String quartets are cool, and two recent Friends of Music concerts prove it

Memo to the volunteers who run New Orleans Friends of Music: Please send big wet kisses to the Jupiter String Quartet, which recently toured here under your auspices. While you are at it, send more kisses to the Ariel String Quartet which played at the University of New Orleans on Nov. 8.

Ariel String Quartet.

Both groups made it clear that powdered wigs and lace cuffs are no longer part of the quartet repertoire — and their athletic performances should help the Friends sell tickets in early 2012. That’s when the presenting group hosts a trio of astounding string quartets: Pacifica (Jan. 25), St. Lawrence (Feb. 15) and Ebene (March 14).

For details about the upcoming shows call 504.895.0690.
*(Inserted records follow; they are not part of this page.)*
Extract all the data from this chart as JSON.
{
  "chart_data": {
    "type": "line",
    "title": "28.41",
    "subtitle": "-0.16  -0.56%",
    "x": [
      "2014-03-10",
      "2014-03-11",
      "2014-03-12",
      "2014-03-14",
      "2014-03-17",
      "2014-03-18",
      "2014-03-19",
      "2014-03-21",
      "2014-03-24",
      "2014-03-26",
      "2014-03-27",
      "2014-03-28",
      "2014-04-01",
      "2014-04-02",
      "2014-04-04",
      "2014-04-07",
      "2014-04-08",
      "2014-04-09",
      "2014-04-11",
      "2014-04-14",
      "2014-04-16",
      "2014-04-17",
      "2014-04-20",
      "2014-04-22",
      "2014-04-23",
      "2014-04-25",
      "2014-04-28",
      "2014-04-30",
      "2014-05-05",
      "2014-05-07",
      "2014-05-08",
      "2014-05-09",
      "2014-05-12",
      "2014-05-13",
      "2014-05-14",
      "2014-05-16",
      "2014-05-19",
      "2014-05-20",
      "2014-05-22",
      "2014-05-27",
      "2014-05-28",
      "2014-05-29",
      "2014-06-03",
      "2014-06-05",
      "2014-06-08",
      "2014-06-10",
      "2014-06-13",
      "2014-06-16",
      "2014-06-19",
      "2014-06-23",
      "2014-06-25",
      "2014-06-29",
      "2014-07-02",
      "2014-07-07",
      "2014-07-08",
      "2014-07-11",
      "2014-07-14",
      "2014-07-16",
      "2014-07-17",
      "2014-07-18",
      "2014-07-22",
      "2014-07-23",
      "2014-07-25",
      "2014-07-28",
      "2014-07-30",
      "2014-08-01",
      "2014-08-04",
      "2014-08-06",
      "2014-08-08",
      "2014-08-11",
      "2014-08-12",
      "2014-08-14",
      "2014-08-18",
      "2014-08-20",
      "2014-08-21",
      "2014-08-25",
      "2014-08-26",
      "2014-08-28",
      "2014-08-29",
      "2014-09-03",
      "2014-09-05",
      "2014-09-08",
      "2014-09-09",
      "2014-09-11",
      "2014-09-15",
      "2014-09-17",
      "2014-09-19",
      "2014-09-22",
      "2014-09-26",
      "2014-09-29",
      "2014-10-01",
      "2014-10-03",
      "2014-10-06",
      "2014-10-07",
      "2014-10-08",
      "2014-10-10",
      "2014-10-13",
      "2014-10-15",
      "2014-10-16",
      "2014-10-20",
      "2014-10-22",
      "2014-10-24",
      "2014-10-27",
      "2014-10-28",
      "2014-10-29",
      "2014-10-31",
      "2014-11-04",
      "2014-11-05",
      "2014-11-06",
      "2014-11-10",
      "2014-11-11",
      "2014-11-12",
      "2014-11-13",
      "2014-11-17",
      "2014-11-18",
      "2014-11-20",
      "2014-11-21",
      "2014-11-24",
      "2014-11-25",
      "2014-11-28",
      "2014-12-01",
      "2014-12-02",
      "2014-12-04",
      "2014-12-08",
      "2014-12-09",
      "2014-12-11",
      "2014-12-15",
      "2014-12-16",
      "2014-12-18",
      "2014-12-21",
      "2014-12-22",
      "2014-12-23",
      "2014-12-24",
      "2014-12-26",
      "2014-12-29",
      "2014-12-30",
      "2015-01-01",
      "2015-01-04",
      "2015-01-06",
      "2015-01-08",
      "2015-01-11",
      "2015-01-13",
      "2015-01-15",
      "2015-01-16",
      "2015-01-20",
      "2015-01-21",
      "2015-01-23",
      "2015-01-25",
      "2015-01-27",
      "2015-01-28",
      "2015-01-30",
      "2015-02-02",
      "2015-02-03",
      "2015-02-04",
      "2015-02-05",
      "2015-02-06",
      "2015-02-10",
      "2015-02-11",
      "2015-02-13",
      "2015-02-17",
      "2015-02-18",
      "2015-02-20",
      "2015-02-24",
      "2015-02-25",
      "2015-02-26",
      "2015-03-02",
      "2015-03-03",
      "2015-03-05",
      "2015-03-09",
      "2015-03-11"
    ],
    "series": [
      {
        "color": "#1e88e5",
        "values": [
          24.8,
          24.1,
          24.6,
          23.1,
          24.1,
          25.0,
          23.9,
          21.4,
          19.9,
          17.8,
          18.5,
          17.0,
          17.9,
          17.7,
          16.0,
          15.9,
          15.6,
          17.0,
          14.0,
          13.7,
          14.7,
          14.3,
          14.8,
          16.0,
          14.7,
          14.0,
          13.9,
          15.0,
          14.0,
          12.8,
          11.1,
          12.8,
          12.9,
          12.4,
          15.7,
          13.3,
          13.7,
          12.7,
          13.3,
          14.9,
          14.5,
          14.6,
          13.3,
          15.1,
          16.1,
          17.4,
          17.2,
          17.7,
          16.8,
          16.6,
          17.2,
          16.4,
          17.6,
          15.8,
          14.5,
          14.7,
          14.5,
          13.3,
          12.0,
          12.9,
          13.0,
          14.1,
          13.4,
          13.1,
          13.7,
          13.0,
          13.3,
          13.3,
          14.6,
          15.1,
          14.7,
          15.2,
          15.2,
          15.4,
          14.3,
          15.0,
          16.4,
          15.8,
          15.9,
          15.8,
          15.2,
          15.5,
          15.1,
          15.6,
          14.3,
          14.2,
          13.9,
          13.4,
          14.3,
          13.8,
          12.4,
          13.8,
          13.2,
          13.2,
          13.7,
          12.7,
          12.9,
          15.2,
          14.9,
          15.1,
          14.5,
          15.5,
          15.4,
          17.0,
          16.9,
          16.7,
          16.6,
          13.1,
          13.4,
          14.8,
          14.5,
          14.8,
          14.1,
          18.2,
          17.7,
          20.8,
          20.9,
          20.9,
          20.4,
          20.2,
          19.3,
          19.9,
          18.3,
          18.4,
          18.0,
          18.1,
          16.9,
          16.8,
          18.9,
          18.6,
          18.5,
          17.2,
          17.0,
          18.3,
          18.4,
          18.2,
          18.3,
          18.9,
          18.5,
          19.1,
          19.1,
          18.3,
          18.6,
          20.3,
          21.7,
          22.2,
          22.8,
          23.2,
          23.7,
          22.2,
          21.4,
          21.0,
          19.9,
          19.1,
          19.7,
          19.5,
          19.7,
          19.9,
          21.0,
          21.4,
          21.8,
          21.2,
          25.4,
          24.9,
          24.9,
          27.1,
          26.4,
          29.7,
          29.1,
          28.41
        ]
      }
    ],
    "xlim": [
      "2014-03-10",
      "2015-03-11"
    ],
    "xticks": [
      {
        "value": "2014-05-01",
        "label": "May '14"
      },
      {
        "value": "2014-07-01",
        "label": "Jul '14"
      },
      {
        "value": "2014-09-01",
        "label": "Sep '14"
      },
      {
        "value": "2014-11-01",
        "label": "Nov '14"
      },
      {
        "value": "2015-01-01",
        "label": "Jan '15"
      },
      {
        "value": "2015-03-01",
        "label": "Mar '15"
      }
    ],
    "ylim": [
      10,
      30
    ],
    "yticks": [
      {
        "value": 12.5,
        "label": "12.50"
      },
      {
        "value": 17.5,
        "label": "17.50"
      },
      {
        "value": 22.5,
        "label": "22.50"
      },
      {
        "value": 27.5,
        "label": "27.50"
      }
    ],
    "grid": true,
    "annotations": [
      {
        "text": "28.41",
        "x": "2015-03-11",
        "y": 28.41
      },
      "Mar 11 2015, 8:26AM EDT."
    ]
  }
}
Now, do I have to decide whether Ariel was “better” than Jupiter?

If the gold medal goes to the group that made me jump up and down in my seat, Ariel wins handily. If the prize goes for balanced elegance, I’d have to hand top honors to Jupiter.

Ariel spanned three centuries with a program of works by Mozart, Janacek and Brahms, but never sounded like archivists. With each piece, they stretched the musical fabric, seeking opportunities to unleash dance rhythms, vaulting dynamic shift, and dramatic stops and starts. And they wrapped everything in a big burnished string sound of near-orchestral richness.

Lee TalnerThe Jupiter String Quartet playing an outreach concert in Seattle.

Jupiter played works by Beethoven, Prokofiev and Mendelssohn — and I was especially glad to hear the Russian’s 1942 composition, a folk-drenched work full of bracing harmonies, and ecstatic, close-to-the-bridge keening.

Still, I found myself wondering what it would have sounded like on the Ariel program. Jupiter was a trifle stiff in this repertoire, dutifully squaring off corners in a composition that ought to be played with gypsy abandon.

Such problems faded after intermission, however, as the group found its mojo with a surging, triumphant account of Mendelssohn’s “Quartet in D Major, Op. 44, No. 1.” Cellist Daniel McDonough drove the band with his full bodied, muscular playing, but never let them fall into expressive exaggerations. Instead, he helped them to a different kind of mountaintop, one which opened vistas on the glorious, romantic logic of a score that mixed weeping violins and passages of Bach-like counterpoint.